Unfortunately, his watch had stopped, as that particular watch often did, when brought to unexpected places, or otherwise disturbed in its ways. Delbert looked at the sun instead. At camp on the Plain, he had been trained to assess time and place. He estimated that it would be an hour and a half before Hesper could be back. Even if he were not there, it would not matter, because Hesper could have little idea of what partner Gregory’s absence had brought about. At that very moment, partner Gregory could be drawing on the bridal Bollinger; perhaps even rehearsing a gloriously facetious toast, tapping his feet the while, like Jack Buchanan, whom he often imitated from films, quite unconsciously.

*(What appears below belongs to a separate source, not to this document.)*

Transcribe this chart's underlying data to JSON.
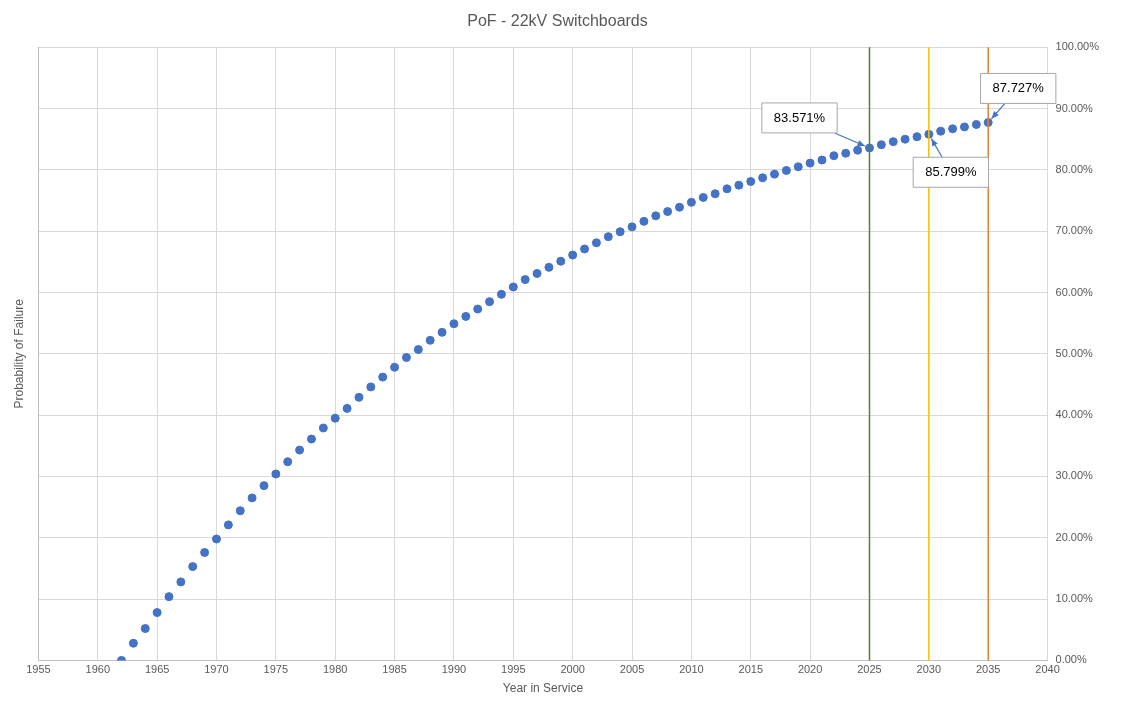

Delbert loved all boats, as he loved so many things. With at least ninety minutes for pure play, he could not be expected to hold back. He knew well how to handle oars and sculls. At school he had risen to first reserve for the second eight. He and his associate had all but won a double-sculling plate. All the same, as he embarked this time, he distinctly heard a voice speaking for a moment, though not what the precise words were. In a general way, the silence was little less than heavenly; especially while so much else was heavenly.

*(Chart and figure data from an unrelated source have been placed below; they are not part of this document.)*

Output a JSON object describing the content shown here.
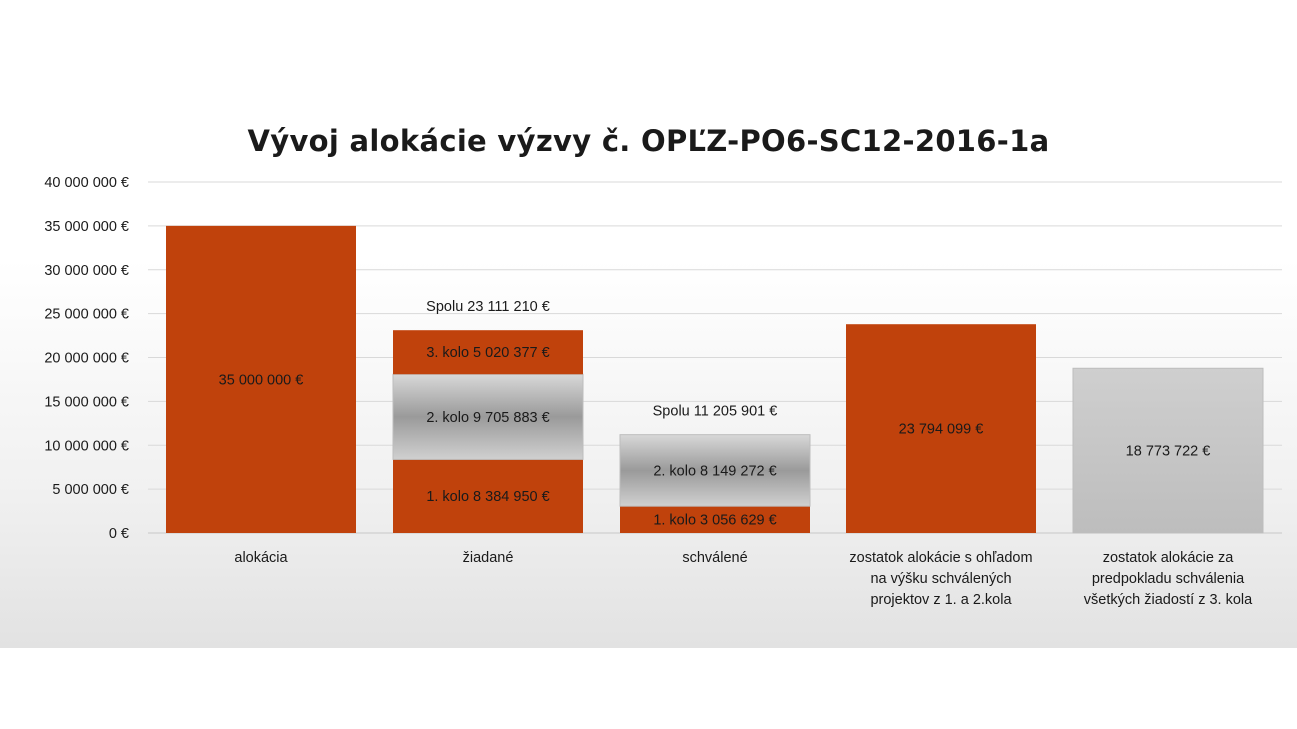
{
  "chart_data": {
    "type": "bar",
    "stacked": true,
    "title": "Vývoj alokácie výzvy č. OPĽZ-PO6-SC12-2016-1a",
    "xlabel": "",
    "ylabel": "",
    "ylim": [
      0,
      40000000
    ],
    "y_ticks": [
      0,
      5000000,
      10000000,
      15000000,
      20000000,
      25000000,
      30000000,
      35000000,
      40000000
    ],
    "y_tick_labels": [
      "0 €",
      "5 000 000 €",
      "10 000 000 €",
      "15 000 000 €",
      "20 000 000 €",
      "25 000 000 €",
      "30 000 000 €",
      "35 000 000 €",
      "40 000 000 €"
    ],
    "grid": true,
    "legend": "none",
    "categories": [
      "alokácia",
      "žiadané",
      "schválené",
      "zostatok alokácie s ohľadom na výšku schválených projektov z 1. a 2.kola",
      "zostatok alokácie za predpokladu schválenia všetkých žiadostí z 3. kola"
    ],
    "category_label_lines": [
      [
        "alokácia"
      ],
      [
        "žiadané"
      ],
      [
        "schválené"
      ],
      [
        "zostatok alokácie s ohľadom",
        "na výšku schválených",
        "projektov z 1. a 2.kola"
      ],
      [
        "zostatok alokácie za",
        "predpokladu schválenia",
        "všetkých žiadostí z 3. kola"
      ]
    ],
    "bars": [
      {
        "category": "alokácia",
        "total_label": "",
        "segments": [
          {
            "value": 35000000,
            "label": "35 000 000 €",
            "color": "#c0420c"
          }
        ]
      },
      {
        "category": "žiadané",
        "total_label": "Spolu 23 111 210 €",
        "segments": [
          {
            "value": 8384950,
            "label": "1. kolo 8 384 950 €",
            "color": "#c0420c"
          },
          {
            "value": 9705883,
            "label": "2. kolo 9 705 883 €",
            "color": "gray"
          },
          {
            "value": 5020377,
            "label": "3. kolo 5 020 377 €",
            "color": "#c0420c"
          }
        ]
      },
      {
        "category": "schválené",
        "total_label": "Spolu 11 205 901 €",
        "segments": [
          {
            "value": 3056629,
            "label": "1. kolo 3 056 629 €",
            "color": "#c0420c"
          },
          {
            "value": 8149272,
            "label": "2. kolo 8 149 272 €",
            "color": "gray"
          }
        ]
      },
      {
        "category": "zostatok alokácie s ohľadom na výšku schválených projektov z 1. a 2.kola",
        "total_label": "",
        "segments": [
          {
            "value": 23794099,
            "label": "23 794 099 €",
            "color": "#c0420c"
          }
        ]
      },
      {
        "category": "zostatok alokácie za predpokladu schválenia všetkých žiadostí z 3. kola",
        "total_label": "",
        "segments": [
          {
            "value": 18773722,
            "label": "18 773 722 €",
            "color": "lightgray"
          }
        ]
      }
    ],
    "colors": {
      "accent": "#c0420c",
      "gray_dark": "#8a8a8a",
      "gray_light": "#c4c4c4",
      "grid": "#d9d9d9"
    }
  }
}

Very soon, the only sound at all was the chatter of the water. It was delightful, but unusually rapid, like the voice he had heard. Delbert realised that the current was running faster than he had supposed. Nothing could be plainer than that he must not allow himself to go with it; not, if possible for a single yard. He must scull diligently against it, for as long as seemed worthwhile; or as directly as possible to the opposite shore. It was not, however, that the current was strong enough to cause the slightest actual alarm. Delbert had seen for himself, before setting out, that it was not. He could never have been as mistaken as that. For example, he was not concerned about any possibility of difficulty in returning to the steps and leaping ashore. Such trouble as there was related to his being unsuitably dressed for real exertion. If he were to land on the other shore, wellingtons would be desirable, possibly high waders. After all, the best thing might be simply to make a circuit of some kind, and then return sooner than he had originally planned.
He set about pushing his way sturdily upstream—if that was the proper term of reference. The little shallop was pleasingly spick and span, a delectable miniature of the true boatbuilder’s craft, but Delbert began to wonder if the sculls might not split apart in his hands, or the whole construction suddenly disintegrate in the swirl. It had been driven into him that courage was always the very first thing in life, not least during periods of recreation, and of course he had found it true. One trouble was that there were so often others to think of: his mother and stepfather (who had long been a second father to him); Hesper; the elusive unborn child; the chaps who depended on him at work, many of them less well placed than he was. As Delbert reflected in this way, taking very short strokes, feathering industriously, pressing his City shoes against the tiny adjustable stretcher, a flat grey mist, like a soiled lace curtain, passed before the sun, though only for moments, and even then by no means blotting out the placid disc. Delbert, who, in the nature of sculling, was looking backward towards his home, saw that a uniformed lad stood behind the delicate gate waving a telegraphic envelope.